Vineyards & winemakers

   Arguably the best place to buy your wines is from the vineyard where they were grown and from the winemaker who made them. Most often the two are the same - many English vineyards both grow their grapes and make them into wine on the premises, as vineyards have done traditionally for centuries. Not surprisingly, some of the young English wine industry also does what many continental vineyards do - pool their resources into a co-operative winery, or use the services of a particular winemaker/winery who has established a good track record for winemaking. Not every winegrower has the time, or resources, or expertise to do the job of winemaking as expertly as others who have developed their expertise and have invested large sums in state of the art wineries. The choice is yours - and indeed part of the enjoyment of English wine is that you can see where it was grown and made and you can judge for yourself what the differences are - but be warned; there are no simple answers!

   At the vineyard you are likely to get good deals. No middlemen to pay for one thing. And you will be able to taste before you buy. And if you are buying by the case you may well benefit from a discount. Expect to pay anything from 5 - £6 a bottle for "bin-ends" to 8 - 10 for the good average wines and up to 15 - 30 for the specials, such as dessert wines, sparkling wines etc.

   Not all vineyards are licensed to sell by the bottle at the vineyard, but they will tell you how best to buy their wines.

Many vineyards will sell you their wines by mail order and this is a particularly good method when you already know the wines you are buying.
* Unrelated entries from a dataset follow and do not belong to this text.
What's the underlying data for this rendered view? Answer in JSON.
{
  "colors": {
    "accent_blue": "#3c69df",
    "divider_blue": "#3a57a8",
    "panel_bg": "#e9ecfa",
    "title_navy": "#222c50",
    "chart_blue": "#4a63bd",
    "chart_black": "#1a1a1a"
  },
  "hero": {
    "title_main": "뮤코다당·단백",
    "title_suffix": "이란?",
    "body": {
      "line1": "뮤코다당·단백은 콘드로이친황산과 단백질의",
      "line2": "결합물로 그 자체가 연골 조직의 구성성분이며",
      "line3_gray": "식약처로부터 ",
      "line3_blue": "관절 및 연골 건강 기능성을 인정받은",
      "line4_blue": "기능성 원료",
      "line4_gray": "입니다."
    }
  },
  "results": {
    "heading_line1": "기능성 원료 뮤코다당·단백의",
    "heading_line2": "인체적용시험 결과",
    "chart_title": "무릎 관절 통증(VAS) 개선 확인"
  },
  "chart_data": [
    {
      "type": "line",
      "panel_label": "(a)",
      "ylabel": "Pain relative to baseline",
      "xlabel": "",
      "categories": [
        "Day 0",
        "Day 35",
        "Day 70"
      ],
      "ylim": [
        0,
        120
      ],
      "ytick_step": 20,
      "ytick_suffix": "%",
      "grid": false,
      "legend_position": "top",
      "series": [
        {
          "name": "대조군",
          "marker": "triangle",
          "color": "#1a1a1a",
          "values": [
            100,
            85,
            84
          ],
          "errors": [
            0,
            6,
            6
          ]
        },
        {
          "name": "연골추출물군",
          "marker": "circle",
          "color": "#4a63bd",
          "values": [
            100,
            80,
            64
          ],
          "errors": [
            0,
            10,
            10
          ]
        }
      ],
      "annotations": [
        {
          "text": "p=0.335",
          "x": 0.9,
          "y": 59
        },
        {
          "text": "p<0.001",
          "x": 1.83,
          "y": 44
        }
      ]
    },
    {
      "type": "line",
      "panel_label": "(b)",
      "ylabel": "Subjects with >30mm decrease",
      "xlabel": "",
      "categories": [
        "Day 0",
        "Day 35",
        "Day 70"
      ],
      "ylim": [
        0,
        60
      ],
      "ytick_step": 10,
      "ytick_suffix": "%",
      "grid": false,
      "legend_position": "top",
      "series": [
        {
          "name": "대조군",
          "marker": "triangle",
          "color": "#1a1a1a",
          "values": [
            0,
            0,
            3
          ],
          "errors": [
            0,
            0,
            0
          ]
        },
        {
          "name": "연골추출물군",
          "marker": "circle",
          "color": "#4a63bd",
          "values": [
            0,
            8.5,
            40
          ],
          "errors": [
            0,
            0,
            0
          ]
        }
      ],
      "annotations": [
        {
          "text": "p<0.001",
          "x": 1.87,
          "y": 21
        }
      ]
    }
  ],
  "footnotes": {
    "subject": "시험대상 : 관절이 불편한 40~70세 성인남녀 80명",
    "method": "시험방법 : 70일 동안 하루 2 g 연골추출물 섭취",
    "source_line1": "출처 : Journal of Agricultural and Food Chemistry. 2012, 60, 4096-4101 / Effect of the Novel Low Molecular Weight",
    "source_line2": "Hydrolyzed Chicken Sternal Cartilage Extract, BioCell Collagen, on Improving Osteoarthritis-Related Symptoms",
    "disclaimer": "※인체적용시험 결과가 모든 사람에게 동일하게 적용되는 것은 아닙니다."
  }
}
Some individual vineyards now sell online (look at the vineyards on this website), but be careful only to entrust your credit card details to secure payment systems.

A new policy for retailers?

   Something I would like to see adopted as a standard policy by wine retailers, whether they be supermarkets, off-licences, specialist wine merchants or online merchants, would be for them to stock local wines as a matter of course. By local I mean, wines of the same county, or within say 20 or 30 miles. Of course there are a few English wines that one would not seriously expect any self-respecting merchant to sell - but there's really very few of these. And some vineyards don't want to sell via retailers, preferring to maximise their income from what might be quite a small production by selling direct to visitors and established customers. But if retailers of all sorts did stock at least a small selection of English wines, this would help to grow the market and as global warming brings England ever further into the wine producing belt, this is going to be important for the industry. It would also help the consumer discover what they often have overlooked.